My hearing was scheduled for 10.15 yesterday morning. No one from the defence showed, and after walking into the courtroom at 10.35am, I was out by 10.41am. When I say courtroom, I actually mean a guy’s office laid out in a T-shaped table arrangement, him sitting at the T-bar, with seats either side of the stem allowing the warring parties to face one another to discuss their dispute. For a few moments while readying myself in the sparse, uninviting waiting room, wondering whether any of the fellow occupants represented the defence, I felt like Atticus Finch.

The judge (for that’s what I think he was; no wigs or hammers though) reviewed my case, asked the odd question, and summed up (for my ears only, since beyond his, there were no others in the courtroom/office) by saying that I’d put forward a strong case and judged in my favour.

The company has until 1 July to pay the £589 owed (including the £50 fee that I paid to Wandsworth for the privilege) before the nasty boys are sent in.

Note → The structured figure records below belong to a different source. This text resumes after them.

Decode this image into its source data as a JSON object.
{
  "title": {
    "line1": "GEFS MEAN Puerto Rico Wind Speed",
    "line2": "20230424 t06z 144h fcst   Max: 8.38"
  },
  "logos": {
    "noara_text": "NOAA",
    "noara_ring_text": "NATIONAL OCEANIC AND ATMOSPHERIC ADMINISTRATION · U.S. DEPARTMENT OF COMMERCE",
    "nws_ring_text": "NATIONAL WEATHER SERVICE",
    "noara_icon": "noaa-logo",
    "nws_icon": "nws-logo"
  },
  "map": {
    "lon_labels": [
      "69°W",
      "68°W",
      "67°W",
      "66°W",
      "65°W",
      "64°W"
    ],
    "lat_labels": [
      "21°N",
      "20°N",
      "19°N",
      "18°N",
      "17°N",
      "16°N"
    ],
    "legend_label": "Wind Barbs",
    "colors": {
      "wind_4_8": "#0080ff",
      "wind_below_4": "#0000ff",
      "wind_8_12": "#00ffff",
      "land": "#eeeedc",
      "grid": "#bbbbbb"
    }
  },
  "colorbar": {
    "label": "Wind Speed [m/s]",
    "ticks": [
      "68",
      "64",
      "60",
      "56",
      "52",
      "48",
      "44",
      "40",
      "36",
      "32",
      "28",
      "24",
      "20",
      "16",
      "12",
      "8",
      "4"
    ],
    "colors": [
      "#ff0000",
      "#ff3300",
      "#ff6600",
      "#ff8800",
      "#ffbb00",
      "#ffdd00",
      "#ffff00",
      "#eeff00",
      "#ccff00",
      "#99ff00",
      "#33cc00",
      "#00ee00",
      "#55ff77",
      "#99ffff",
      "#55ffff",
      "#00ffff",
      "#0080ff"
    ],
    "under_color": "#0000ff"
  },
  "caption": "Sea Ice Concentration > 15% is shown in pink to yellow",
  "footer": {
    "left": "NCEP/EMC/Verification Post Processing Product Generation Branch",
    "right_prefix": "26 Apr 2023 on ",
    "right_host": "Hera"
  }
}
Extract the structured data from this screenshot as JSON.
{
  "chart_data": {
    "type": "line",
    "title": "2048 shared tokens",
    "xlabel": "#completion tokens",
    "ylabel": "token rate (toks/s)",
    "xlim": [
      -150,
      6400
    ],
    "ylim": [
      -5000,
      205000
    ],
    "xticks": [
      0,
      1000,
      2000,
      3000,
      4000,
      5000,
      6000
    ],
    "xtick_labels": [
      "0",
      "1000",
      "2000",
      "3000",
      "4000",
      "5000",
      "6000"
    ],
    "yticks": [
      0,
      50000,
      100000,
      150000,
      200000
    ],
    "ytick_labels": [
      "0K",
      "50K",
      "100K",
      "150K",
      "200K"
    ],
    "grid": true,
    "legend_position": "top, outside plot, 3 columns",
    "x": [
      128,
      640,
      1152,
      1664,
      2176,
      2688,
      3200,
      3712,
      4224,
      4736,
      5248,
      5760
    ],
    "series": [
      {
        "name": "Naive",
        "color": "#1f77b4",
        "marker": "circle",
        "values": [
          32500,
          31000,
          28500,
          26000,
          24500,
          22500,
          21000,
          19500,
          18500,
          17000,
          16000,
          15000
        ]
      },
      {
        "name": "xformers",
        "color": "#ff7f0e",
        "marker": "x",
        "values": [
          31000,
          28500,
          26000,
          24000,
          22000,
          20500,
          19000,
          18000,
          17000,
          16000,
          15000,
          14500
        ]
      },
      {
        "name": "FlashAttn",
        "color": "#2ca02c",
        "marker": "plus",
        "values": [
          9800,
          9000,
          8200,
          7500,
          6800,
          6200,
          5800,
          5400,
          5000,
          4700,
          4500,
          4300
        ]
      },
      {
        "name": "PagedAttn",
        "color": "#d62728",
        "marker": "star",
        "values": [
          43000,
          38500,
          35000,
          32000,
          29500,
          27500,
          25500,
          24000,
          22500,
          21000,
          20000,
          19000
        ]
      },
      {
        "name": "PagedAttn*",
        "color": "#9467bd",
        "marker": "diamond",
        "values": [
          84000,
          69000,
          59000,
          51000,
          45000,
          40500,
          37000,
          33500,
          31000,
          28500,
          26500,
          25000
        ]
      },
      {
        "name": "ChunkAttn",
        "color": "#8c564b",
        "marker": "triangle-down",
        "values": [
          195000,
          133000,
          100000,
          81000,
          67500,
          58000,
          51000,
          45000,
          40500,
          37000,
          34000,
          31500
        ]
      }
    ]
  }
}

All in all, it was a pleasing experience, despite some nerves on Monday night. The end-to-end process took too long, and it was irritating that Money Claim Online was not integrated with the local court system (hence having to pay court fees twice), but all in all, I have few complaints.

Let’s see whether the money comes through. As soon as it does, I’ll name and shame the organisation in question, mainly to warn others of their unscrupulous ways.